A invisibilidade atinge as mulheres de muitas formas. Por exemplo, conforme o Centro de Controle e Prevenção de Doenças, o Transtorno do Espectro Autista é quatro vezes mais comum em meninos do que em meninas. Mas essa estatística está diretamente relacionada a fatores como diferenças genéticas, papéis de gênero e o histórico subdiagnóstico feminino na medicina. A vida das mulheres autistas é marcada por desafios específicos, desde o diagnóstico tardio ou equivocado até dificuldades no mercado de trabalho e na vida pessoal. É um tema que precisa ser lançado ao debate.
Mulheres autistas demoram a ser diagnosticadas porque se submetem à camuflagem social para serem socialmente aceitas, o que pode mascarar os sinais do espectro. Na infância e adolescência, seus sintomas costumam ser interpretados de acordo com expectativas de gênero. Hiperfoco pode ser visto como sinal de inteligência, enquanto dificuldades de socialização e comunicação são confundidas com timidez ou sensibilidade excessiva. Na vida adulta, esses sintomas podem se acumular e levar a quadros de ansiedade e depressão, como revelam pesquisas recentes. Um estudo publicado no Journal of Abnormal Child Psychology aponta que pessoas com TEA são quatro vezes mais propensas a sofrer de depressão ao longo da vida em comparação com neurotípicas.
Por causa de estereótipos de gênero e em razão da manifestação diferenciada dos sintomas, muitas mulheres só recebem o diagnóstico na idade adulta, após décadas enfrentando desafios sociais e emocionais sem a devida compreensão. Pesquisas indicam que mulheres, por serem mais pressionadas desde cedo a se comportarem de maneira “adequada”, acabam ocultando características do autismo por anos. Dificuldades de compreensão social e comunicação podem resultar em isolamento ou até maior vulnerabilidade a relações abusivas, vez que muitas autistas têm dificuldade em identificar comportamentos manipuladores ou estabelecer limites saudáveis e sofrem em silêncio, sem entender as razões de suas dificuldades, sem conhecer ferramentas para lidar com elas, acessar redes de cuidado e suporte para seus filhos atípicos, lidando com sobrecarga emocional e estrutural.
No mercado de trabalho, a inclusão ainda é um sonho. O estudo Mulheres Inserção no mercado de trabalho, realizado pelo Dieese, mostra que o Brasil conta com 90,6 milhões de mulheres com 14 anos ou mais, das quais 47,8 milhões fazem parte da força de trabalho. Já o levantamento da Organização Pan-Americana de Saúde aponta que 70% dos trabalhadores do setor de saúde e social são mulheres.

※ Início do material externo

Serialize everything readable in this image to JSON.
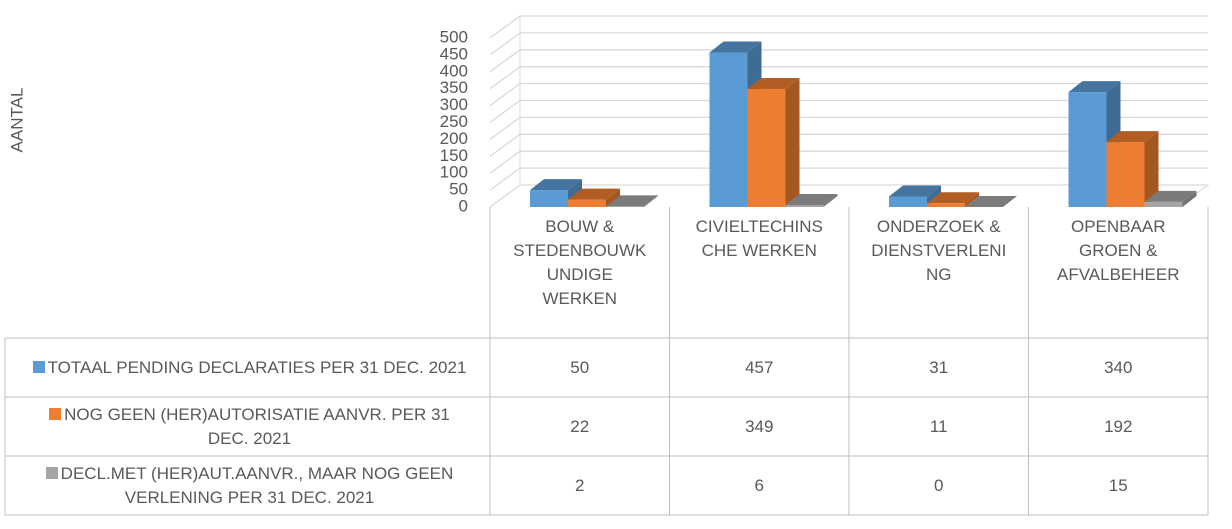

Dados do IBGE revelam que 85% dos autistas estão fora do mercado de trabalho. Embora a Lei 8.213/91 estabeleça cotas para a contratação de pessoas com deficiência em empresas com 100 ou mais funcionários, o autismo muitas vezes não é reconhecido pelos recrutadores, dificultando o acesso a essas oportunidades. A maioria não sabe lidar com perfis de pessoas autistas para as vagas de PDC para grandes empresas.
O levantamento “Cuidando de quem cuida: um panorama sobre as famílias e o autismo no Brasil”, promovido pela Genial Care, evidenciou que 86% dos cuidadores de crianças com TEA são mães, e 47% delas sentem culpa pela condição do filho.
Já a pesquisa “Retratos do Autismo no Brasil”, também da Genial Care, expôs que, dentro da amostra de pessoas autistas, 24,2% são, também, cuidadoras e responsáveis por uma criança com o diagnóstico E 65% se identifica como gênero feminino, maioria com faixa etária entre 25 e 34 anos (33%).
Assim, além de serem maioria na rede de apoio, as mulheres que são mães atípicas enfrentam desafios dobrados ao equilibrar vida pessoal, carreira e os cuidados com filhos também atípicos.
Urge enxergar mulheres neurodivergentes e promover mudanças estruturais para que elas sejam reconhecidas, compreendidas e incluídas em todas as esferas da sociedade.